The Bangladesh-born Khan "daylights" as a program manager for the United Nations, playing a role in peace and conflict operations throughout Europe, Africa and the Middle East. He composed the album during a six-week trek abroad, a trip that included a hospitalization and a forced recovery period after collapsing and suffering from severe dehydration. While traveling, Khan totes in his backpack a folding guitar, a primitive keyboard and a laptop that were used to write and record the material. When he returned to his New York City home, he fully fleshed out his concepts and ideas in the studio where he was joined by an array of first-call session players and prominent soloists. In addition to Nils, Khan called upon saxophonists Jeff Kashiwa and Andy Snitzer, keyboardist Philippe Saisse, pianist Matt King, bassist Mark Egan, horn man David Mann (sax and flute), percussionist Gumbi Ortiz, and drummers Mauricio Zottarelli and Graham Hawthorne to meticulously craft the lush tracks heard on "Next Train Home." At the core is Khan's deft nylon and electric guitars plucking lofty melodic statements and strumming harmonic passages with verve.
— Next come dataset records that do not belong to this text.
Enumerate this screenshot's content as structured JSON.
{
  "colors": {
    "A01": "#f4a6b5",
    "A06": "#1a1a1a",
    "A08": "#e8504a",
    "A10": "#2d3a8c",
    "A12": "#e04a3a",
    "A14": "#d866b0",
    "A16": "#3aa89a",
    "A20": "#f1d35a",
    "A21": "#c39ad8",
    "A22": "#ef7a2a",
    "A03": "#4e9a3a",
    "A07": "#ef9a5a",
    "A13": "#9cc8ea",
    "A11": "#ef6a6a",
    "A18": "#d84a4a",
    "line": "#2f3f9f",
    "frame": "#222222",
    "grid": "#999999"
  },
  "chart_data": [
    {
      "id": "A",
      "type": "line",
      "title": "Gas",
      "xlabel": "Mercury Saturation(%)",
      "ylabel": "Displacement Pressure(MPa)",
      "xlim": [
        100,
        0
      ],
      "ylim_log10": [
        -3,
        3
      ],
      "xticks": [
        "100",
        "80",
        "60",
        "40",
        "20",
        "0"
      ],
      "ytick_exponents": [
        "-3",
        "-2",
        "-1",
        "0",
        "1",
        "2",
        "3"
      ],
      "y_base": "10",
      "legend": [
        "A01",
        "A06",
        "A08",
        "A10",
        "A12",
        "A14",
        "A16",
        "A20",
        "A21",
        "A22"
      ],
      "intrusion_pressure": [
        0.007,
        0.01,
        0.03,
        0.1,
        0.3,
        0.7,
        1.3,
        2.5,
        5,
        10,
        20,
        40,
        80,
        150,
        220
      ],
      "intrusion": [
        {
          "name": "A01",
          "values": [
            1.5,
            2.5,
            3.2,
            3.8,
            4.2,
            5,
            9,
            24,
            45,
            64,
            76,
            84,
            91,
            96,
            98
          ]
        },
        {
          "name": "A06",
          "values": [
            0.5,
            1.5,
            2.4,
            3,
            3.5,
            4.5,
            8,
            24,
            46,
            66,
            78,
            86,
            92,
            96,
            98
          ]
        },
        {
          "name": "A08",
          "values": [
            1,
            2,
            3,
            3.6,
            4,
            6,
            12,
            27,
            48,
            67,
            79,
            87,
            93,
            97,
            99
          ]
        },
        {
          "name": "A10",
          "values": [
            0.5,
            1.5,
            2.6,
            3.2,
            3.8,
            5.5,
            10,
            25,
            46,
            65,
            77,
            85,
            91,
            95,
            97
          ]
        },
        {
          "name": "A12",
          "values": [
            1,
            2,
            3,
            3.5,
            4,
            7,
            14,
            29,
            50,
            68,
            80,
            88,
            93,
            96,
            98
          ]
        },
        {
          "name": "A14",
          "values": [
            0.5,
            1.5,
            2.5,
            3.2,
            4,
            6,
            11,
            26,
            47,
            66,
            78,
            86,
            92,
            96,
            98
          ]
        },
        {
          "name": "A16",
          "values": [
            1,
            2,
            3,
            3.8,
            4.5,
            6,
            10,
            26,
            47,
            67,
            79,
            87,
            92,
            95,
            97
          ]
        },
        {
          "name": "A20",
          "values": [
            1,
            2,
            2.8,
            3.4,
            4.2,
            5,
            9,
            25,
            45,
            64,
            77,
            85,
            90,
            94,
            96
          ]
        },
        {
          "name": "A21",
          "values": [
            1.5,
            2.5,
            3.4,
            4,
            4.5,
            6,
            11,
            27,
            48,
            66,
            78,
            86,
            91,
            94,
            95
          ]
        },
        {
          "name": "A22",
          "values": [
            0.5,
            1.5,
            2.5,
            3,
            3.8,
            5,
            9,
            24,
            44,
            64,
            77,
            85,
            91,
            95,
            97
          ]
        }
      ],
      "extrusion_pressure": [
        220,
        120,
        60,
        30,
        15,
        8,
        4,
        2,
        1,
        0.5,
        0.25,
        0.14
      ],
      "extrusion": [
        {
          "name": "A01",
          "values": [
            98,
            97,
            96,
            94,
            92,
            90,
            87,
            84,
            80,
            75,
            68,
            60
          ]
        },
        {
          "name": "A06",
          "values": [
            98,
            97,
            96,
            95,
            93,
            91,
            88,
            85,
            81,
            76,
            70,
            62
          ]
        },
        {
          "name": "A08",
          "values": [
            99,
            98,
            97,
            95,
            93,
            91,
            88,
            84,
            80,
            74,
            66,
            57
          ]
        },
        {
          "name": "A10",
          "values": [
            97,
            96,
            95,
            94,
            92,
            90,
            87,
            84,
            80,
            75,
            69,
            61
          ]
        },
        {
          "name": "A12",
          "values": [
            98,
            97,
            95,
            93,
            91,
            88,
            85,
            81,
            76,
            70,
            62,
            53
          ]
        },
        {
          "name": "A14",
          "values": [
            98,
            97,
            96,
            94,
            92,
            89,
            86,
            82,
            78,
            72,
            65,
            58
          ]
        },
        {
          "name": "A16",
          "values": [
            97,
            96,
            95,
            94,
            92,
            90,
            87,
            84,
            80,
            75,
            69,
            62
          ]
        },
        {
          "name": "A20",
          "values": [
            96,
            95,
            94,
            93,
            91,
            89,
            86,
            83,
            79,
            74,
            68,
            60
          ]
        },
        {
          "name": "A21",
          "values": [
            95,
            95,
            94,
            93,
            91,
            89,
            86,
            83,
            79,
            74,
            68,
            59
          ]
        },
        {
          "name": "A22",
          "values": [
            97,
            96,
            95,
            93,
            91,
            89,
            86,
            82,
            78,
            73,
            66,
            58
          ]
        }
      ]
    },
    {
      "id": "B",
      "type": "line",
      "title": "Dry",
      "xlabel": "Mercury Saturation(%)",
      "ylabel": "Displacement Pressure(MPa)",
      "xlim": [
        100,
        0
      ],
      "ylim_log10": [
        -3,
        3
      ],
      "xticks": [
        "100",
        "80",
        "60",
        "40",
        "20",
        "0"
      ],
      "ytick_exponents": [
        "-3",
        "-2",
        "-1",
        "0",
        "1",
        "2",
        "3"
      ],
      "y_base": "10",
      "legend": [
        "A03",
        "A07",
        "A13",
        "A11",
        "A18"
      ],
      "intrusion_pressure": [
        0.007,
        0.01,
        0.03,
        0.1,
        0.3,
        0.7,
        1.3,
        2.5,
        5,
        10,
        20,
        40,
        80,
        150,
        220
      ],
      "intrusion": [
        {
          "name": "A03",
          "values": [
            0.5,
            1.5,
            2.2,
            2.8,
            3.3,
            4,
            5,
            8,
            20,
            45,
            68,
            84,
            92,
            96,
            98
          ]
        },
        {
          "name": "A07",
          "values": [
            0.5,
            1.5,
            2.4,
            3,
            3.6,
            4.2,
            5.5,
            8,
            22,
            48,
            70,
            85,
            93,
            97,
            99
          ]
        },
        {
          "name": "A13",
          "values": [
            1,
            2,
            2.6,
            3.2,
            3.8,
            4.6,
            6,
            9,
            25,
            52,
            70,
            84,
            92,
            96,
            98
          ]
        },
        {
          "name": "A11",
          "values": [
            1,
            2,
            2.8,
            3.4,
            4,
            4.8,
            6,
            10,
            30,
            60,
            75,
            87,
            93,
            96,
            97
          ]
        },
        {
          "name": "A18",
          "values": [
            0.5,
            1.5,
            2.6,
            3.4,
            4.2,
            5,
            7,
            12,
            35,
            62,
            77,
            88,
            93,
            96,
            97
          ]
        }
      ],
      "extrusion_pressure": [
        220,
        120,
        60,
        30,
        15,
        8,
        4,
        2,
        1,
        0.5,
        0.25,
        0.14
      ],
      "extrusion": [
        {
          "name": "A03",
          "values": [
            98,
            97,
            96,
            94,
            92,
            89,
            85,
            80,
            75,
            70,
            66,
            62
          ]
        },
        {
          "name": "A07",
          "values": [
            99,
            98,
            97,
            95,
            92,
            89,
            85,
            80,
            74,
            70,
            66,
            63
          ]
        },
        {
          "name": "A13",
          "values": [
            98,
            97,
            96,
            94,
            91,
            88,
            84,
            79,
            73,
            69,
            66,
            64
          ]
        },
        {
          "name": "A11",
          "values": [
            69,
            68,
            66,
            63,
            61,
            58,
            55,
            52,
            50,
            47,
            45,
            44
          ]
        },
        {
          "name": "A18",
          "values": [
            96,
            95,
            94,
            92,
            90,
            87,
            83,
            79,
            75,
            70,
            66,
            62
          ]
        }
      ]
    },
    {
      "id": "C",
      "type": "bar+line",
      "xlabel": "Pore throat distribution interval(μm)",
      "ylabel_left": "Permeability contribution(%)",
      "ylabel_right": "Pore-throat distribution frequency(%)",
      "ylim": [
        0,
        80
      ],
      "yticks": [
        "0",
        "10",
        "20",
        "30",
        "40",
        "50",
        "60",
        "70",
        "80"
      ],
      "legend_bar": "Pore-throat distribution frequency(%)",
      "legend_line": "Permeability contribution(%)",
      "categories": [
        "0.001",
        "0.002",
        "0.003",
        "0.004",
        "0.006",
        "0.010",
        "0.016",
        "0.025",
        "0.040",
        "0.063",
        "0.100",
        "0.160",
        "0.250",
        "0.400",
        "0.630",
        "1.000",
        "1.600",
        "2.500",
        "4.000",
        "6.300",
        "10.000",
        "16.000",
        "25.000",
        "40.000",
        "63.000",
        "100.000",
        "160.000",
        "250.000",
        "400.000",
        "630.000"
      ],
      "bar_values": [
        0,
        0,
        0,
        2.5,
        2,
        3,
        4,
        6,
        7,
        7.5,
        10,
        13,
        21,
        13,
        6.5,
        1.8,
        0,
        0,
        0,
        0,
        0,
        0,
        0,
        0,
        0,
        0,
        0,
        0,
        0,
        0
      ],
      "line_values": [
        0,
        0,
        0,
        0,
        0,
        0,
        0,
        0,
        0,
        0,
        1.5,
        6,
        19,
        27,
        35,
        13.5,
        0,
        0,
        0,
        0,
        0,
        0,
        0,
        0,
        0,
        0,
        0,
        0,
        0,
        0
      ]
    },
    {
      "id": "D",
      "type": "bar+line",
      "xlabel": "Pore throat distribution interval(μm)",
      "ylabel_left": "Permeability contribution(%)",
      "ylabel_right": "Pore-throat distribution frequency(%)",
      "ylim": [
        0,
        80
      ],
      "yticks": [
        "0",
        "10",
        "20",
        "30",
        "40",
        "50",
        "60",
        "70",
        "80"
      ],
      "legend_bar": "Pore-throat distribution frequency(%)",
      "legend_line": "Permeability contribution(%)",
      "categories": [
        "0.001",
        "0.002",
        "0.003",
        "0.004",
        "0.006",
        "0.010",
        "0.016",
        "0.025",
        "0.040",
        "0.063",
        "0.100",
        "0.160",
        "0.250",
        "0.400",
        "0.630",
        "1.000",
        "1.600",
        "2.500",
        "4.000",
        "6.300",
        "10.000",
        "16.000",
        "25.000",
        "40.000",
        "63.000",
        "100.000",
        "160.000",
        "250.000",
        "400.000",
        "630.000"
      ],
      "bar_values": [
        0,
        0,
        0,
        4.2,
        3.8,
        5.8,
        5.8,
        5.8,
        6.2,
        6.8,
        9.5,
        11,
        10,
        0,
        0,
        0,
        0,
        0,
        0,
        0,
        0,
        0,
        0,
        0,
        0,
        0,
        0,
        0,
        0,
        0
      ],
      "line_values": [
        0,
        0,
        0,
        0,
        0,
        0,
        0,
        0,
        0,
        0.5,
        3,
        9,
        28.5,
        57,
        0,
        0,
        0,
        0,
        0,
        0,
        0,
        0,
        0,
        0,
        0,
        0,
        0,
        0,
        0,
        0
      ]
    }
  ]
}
When soloing, he astutely bends notes, indulging his imaginative wanderlust and impulse to riff evocative etchings.
While Khan gears up for an album release concert at the City Winery in New York City on May 9, he's begun making the media rounds in support of "Next Train Home." Recently he was interviewed on internet radio show Hybrid Jazz and for the summer issue of national jazz magazine Jazziz.